Ide ini mengandung harapan agar taman doa TDK Yuma menjadi inspirasi bagi keluarga-keluarga muda, dalam menjawab ya terhadap pasangan untuk menjadi suami istri. Hal itu juga berarti menjawab ya atas panggilan Tuhan, yang lalu melaksanakan panggilan Tuhan sampai akhir hidupnya sesuai dengan teladan Yusuf Maria.
Inspirasi yang hendak diperdalam adalah bagaimana Yusuf Maria menemani Yesus sampai umur 12 tahun. Yesus yang waktu itu tertinggal di Bait Allah dan tidak mau pulang. Yesus yang berdiskusi dengan para pembesar dan pemuka agama. Inspirasi yang hendak ditemukan bagaimana menemani dan menemukan Yesus di bait Allah.
Konsep ini hendak memperkaya para orang tua dalam mendidik dan mendampingi anak-anak mereka khususnya dalam masa awal hidupnya, sehingga perhatian terhadap tumbuh kembang anak tidak hanya terkait soal fisik semata, namun juga memperhatikan hal-hal yang sifatnya rohani dan spiritual.
Upaya membuat pendasaran hidup beriman bagi anak-anak di masa kini merupakan tantangan besar yang membutuhkan perjuangan dan ketekunan para orang tua agar setia pada janji perkawinan untuk mendidik anak dalam iman Katolik dan menghayati menghidupi nilai-nilainya secara konkret.
Hal itu dikatakan Romo Agoeng saat memaparkan tentang TDK Yuma yang diresmikan sebagai tempat ziarah baru.
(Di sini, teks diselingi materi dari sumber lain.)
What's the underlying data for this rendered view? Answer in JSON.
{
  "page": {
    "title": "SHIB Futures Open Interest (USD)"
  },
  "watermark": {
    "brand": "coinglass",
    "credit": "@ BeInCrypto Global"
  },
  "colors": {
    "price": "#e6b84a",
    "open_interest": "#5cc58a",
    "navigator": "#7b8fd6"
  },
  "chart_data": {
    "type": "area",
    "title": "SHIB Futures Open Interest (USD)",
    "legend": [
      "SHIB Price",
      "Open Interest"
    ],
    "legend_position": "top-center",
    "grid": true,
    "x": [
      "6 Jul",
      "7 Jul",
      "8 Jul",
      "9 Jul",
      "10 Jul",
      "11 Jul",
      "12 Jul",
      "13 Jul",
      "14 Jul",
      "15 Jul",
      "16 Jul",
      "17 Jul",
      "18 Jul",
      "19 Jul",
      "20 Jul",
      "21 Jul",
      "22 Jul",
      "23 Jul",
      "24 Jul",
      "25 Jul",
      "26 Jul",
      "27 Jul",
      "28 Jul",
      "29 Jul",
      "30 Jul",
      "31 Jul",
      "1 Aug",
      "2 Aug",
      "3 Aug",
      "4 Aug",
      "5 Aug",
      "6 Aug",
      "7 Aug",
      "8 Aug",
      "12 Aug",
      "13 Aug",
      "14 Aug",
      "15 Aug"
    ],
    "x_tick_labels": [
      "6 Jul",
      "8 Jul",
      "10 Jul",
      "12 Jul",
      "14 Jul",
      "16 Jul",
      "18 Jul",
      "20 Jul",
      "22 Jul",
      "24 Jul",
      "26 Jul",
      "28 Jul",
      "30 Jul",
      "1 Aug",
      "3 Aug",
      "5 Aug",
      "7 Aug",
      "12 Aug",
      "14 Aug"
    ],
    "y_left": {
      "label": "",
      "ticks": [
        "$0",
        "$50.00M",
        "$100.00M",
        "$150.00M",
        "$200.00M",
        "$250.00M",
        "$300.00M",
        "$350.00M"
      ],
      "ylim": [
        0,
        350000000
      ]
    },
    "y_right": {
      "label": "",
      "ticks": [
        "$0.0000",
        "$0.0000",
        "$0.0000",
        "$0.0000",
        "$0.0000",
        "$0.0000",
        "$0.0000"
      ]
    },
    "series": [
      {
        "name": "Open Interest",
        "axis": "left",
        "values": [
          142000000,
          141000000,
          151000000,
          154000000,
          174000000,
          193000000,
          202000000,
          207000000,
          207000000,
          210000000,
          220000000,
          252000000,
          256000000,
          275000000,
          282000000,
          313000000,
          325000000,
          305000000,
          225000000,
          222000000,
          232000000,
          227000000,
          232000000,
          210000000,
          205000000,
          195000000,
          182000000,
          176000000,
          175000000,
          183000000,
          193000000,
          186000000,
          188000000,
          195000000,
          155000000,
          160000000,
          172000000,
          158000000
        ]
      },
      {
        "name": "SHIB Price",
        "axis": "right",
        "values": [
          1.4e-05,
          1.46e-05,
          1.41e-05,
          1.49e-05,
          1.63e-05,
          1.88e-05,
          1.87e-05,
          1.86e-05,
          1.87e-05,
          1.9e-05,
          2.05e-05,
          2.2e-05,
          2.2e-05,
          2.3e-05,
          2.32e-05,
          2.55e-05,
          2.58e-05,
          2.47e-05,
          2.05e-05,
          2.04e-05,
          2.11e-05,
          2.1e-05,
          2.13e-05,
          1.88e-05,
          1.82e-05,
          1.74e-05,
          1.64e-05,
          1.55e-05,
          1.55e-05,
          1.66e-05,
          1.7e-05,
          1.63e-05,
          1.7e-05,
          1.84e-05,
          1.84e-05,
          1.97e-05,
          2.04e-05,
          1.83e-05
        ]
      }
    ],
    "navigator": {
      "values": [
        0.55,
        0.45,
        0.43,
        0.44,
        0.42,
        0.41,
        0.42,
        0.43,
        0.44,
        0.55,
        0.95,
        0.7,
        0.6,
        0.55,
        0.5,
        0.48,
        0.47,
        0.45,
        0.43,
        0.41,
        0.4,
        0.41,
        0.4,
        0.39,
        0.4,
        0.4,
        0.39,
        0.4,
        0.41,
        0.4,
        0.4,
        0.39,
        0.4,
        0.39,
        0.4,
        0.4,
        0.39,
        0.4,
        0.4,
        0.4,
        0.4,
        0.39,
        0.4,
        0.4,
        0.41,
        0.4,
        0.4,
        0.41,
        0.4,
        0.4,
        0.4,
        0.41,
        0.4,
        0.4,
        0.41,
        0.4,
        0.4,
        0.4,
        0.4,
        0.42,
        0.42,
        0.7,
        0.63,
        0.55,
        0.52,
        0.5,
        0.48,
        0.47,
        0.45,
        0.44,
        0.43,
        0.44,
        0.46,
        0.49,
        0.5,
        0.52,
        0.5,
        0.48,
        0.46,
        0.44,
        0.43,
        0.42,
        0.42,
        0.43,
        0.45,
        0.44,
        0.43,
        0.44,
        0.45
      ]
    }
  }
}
Dalam perayaan Ekaristi ini kemudian dilakukan pemberkatan sumur, bangunan taman doa, patung-patung, dan tabernakel yang ada di dalam taman doa.
Di depan taman doa juga ada sumur sedalam 60 meter yang airnya sangat segar dan berlimpah debitnya, sehingga menjadi inspirasi tentang kemurahan Allah yang tanpa batas. Dalam kaitan dengan novena keutuhan ciptaan, dengan menghayati nresnani kali (mencintai sungai) taman doa ini menghadap ke sungai sebagai lambang manusia perlu menghargai kesatuan hulu dan hilir sungai sehingga kelestarian sungai menjadi berkat bagi banyak orang.
Budaya Lokal
Patung-patung yang menggunakan kostum busana lokal melambangkan kesatuan inkulturasi, seperti salah satu sifat air dalam hastha brata, atau 8 prinsip kepemimpinan Jawa. Orang Jawa dikenal mempunyai laku ambeging tirta, seperti air. mengikuti bentuk wadahnya, berlekuk, berputar, berkelok-dsb. Namun atasnya pasti akan datar atau rata melambangkan ketenangan meskipun dinamika hidupnya bergejolak.
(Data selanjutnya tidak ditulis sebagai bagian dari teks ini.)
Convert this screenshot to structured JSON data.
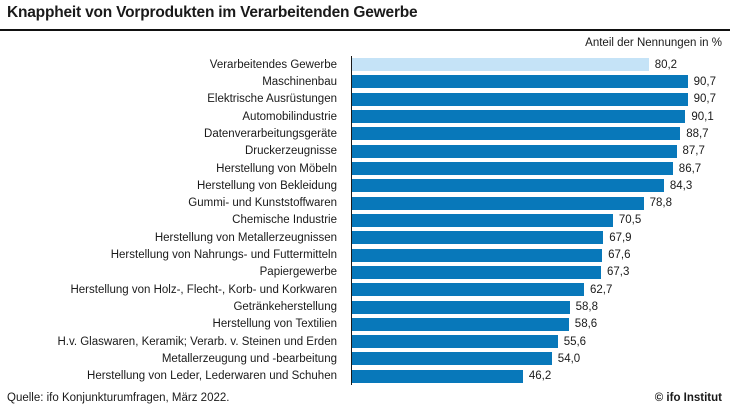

Air juga mengalir dari atas ke bawah. Manusia harus menyesuaikan diri dia berada di mana, berusaha untuk memperhatikan yang lebih rendah, yang kurang sejahtera, yang miskin.
Hal ini diungkapkan Pj Bupati Kulon Progo, Tria Saktiana. Menutup sesi katekese novena, Bupati memberikan tiga filosofi utama dalam hidup manusia. Hamemayu hayuning bawono. Artinya menyelamatkan dunia yang asalnya cantik supaya tidak rusak, atau mempercantik dunia yang sudah cantik. Sangkan paraning dumadi. Manusia harus sadar mengapa diciptakan, apa kewajibannya. Manunggaling kawula lan Gusti. Manusia harus membangun hubungan yang kuat solid, erat dengan Tuhan penciptanya, tetapi juga dengan pimpinannya agar bisa memberikan daya guna dan manfaat bagi kehidupan.
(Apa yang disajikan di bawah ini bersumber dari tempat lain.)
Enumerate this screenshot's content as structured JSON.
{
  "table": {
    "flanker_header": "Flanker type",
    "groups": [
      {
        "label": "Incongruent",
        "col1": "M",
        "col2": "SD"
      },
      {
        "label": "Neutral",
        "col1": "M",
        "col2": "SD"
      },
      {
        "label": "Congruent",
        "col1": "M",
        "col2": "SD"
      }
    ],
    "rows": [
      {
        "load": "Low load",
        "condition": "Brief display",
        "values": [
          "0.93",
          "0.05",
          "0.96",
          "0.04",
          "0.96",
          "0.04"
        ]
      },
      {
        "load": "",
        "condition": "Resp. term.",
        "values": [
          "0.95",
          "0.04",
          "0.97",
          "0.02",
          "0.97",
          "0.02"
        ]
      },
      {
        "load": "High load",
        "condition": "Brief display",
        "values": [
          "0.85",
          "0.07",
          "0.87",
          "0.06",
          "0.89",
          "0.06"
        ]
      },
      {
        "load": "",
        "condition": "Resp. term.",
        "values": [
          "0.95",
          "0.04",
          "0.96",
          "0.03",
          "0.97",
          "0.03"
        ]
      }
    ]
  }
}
Kedua Vikep secara bergantian menyampaikan harapan dan kesan, selama perjalanan reksa pastoral mereka dalam dua kevikepan kembar ini. Dengan mengambil bagian dalam prokreasi, secara khusus kita diajak untuk mengembalikan alam semesta ini yang sejak awal mula amat baik adanya.